User Info: Parappa09

7 years ago#4
lol @ the game needing a post-game plot analysis to understand the story


User Info: Snowx_

7 years ago#5
You don't need it to understand the story, and if you lol @ this then go take a look at FF7/8/9's sections.

User Info: moogythejork

7 years ago#6
this is what's strange.. i'm pretty sure in the datalog i remember it saying specifically, that all cocoon fal'cie were of pulse, same as pulse fal'cie

but if cocoon fal'cie are of fell lindzei's line.. therein lies another contradiction.. unless lindzei herself was from pulse.. but i highly doubt that

which further leads me to believe that these god names were fabricated as part of different religions to exploit humans all the more

User Info: Chickenhawked

7 years ago#7
Find the quote, moogy:

User Info: moogythejork

7 years ago#8
lol, let me look at the datalog

User Info: moogythejork

7 years ago#9
i wasn't able to find it yet.. but i found something interesting

in ch 11's datalog it states.. could this be the very reason for the sacrificial altar, to revive the desolate land of pulse reunited with the maker?

so cocoon falcies intentions weren't to ever stay in that floating shell, regardless of if lindzei built it to live a more modern lifestyle.. cocoon falcie wanted pulse's land revived just like pulse fal'cie.. it seems to imply

User Info: Thryhring

7 years ago#10
IMO, I still don't really buy a lot of this. It's interesting sure, but it seems like a lot of conjecture to me.

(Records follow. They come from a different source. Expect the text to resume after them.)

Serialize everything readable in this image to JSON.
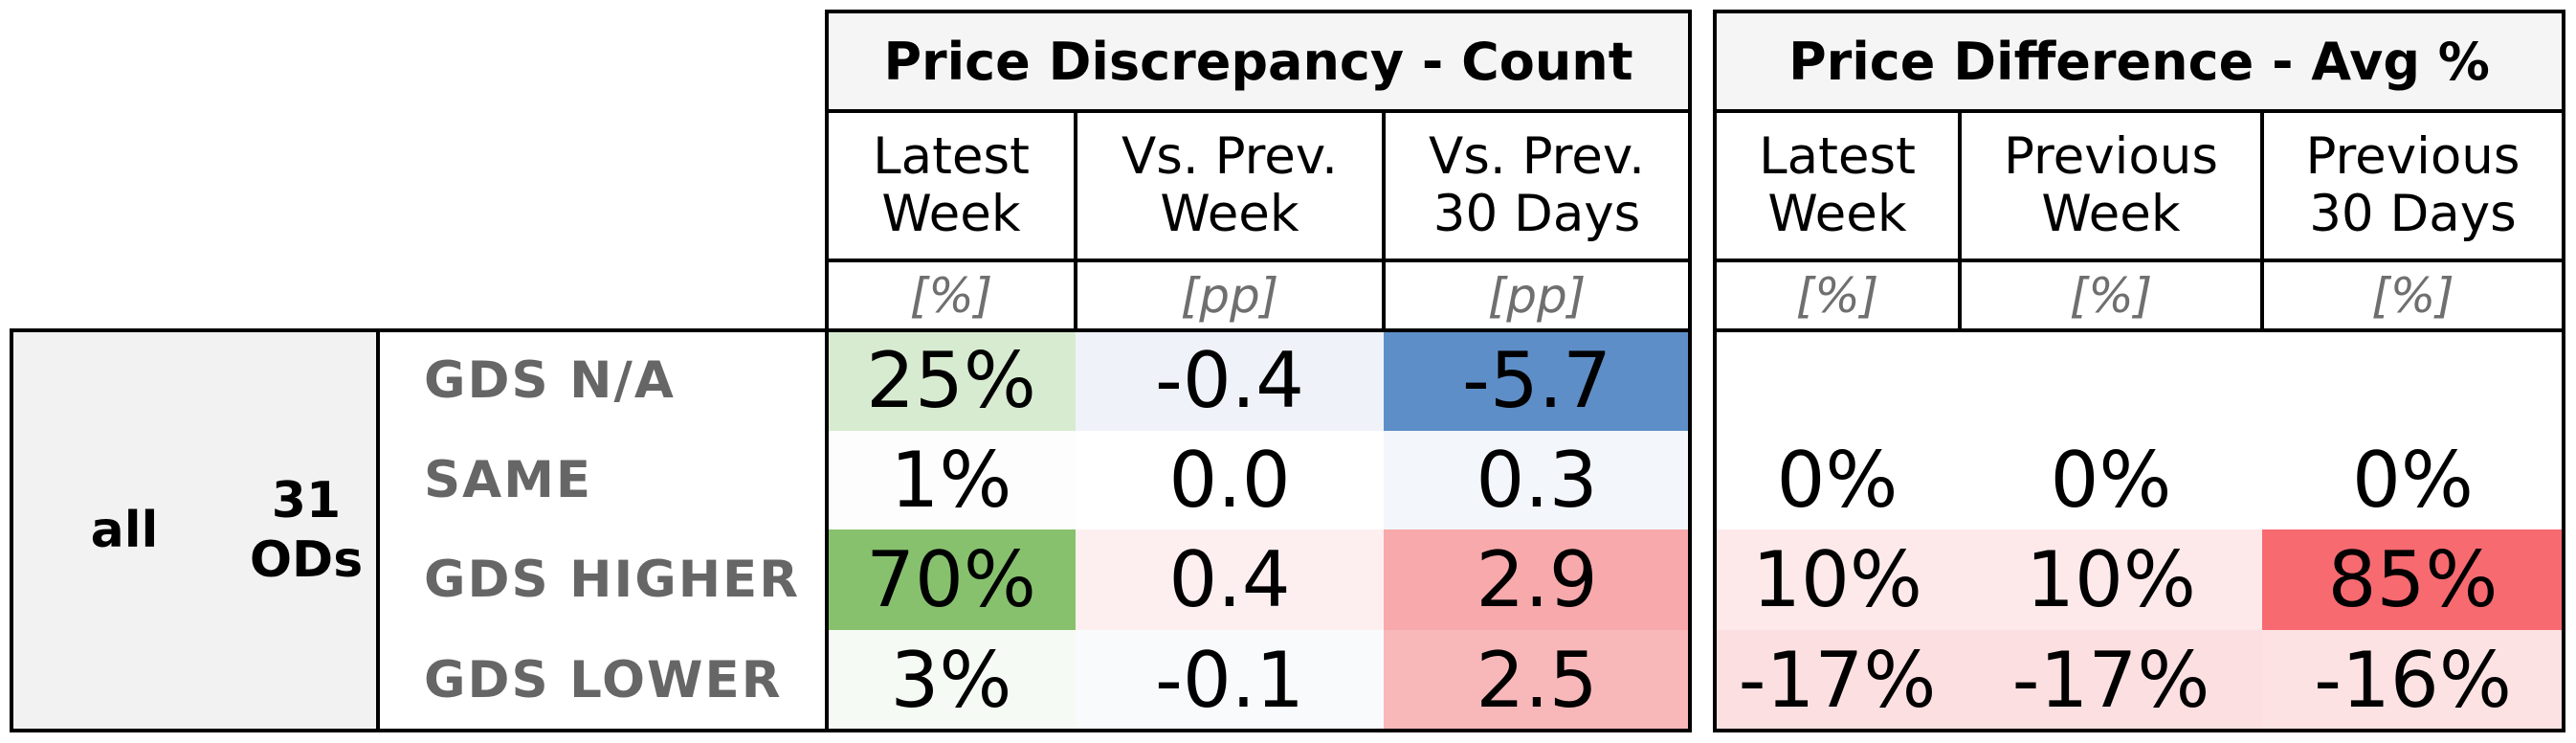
{
  "chart_data": {
    "type": "table",
    "row_group": {
      "segment": "all",
      "count_label": "31\nODs"
    },
    "row_labels": [
      "GDS N/A",
      "SAME",
      "GDS HIGHER",
      "GDS LOWER"
    ],
    "groups": [
      {
        "title": "Price Discrepancy - Count",
        "columns": [
          {
            "header": "Latest\nWeek",
            "unit": "[%]",
            "cells": [
              "25%",
              "1%",
              "70%",
              "3%"
            ],
            "colors": [
              "#d7ebd0",
              "#fcfdfc",
              "#87c16e",
              "#f6faf5"
            ]
          },
          {
            "header": "Vs. Prev.\nWeek",
            "unit": "[pp]",
            "cells": [
              "-0.4",
              "0.0",
              "0.4",
              "-0.1"
            ],
            "colors": [
              "#eff3f9",
              "#ffffff",
              "#fdeff0",
              "#f9fafc"
            ]
          },
          {
            "header": "Vs. Prev.\n30 Days",
            "unit": "[pp]",
            "cells": [
              "-5.7",
              "0.3",
              "2.9",
              "2.5"
            ],
            "colors": [
              "#5e8ec8",
              "#f3f6fa",
              "#f7a9ac",
              "#f8b8ba"
            ]
          }
        ]
      },
      {
        "title": "Price Difference - Avg %",
        "columns": [
          {
            "header": "Latest\nWeek",
            "unit": "[%]",
            "cells": [
              "",
              "0%",
              "10%",
              "-17%"
            ],
            "colors": [
              "#ffffff",
              "#ffffff",
              "#fde9ea",
              "#fcdfe0"
            ]
          },
          {
            "header": "Previous\nWeek",
            "unit": "[%]",
            "cells": [
              "",
              "0%",
              "10%",
              "-17%"
            ],
            "colors": [
              "#ffffff",
              "#ffffff",
              "#fde9ea",
              "#fcdfe0"
            ]
          },
          {
            "header": "Previous\n30 Days",
            "unit": "[%]",
            "cells": [
              "",
              "0%",
              "85%",
              "-16%"
            ],
            "colors": [
              "#ffffff",
              "#ffffff",
              "#f76a70",
              "#fce2e3"
            ]
          }
        ]
      }
    ]
  }
}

Here's a quote from the datalog, for example, that implies fal'Cie are responsible for Cocoon's construction and using the it as a sacrifice was always Cocoon's intention:

"Now, the beings who built Cocoon as a place to nurture their
‘tribute’ seek to manipulate Pulse l’Cie in the final stages of their grand

Not to mention the quote moogy mentioned in the other topic, that says something like "this is the reason Barthandelus built Cocoon" or something like that.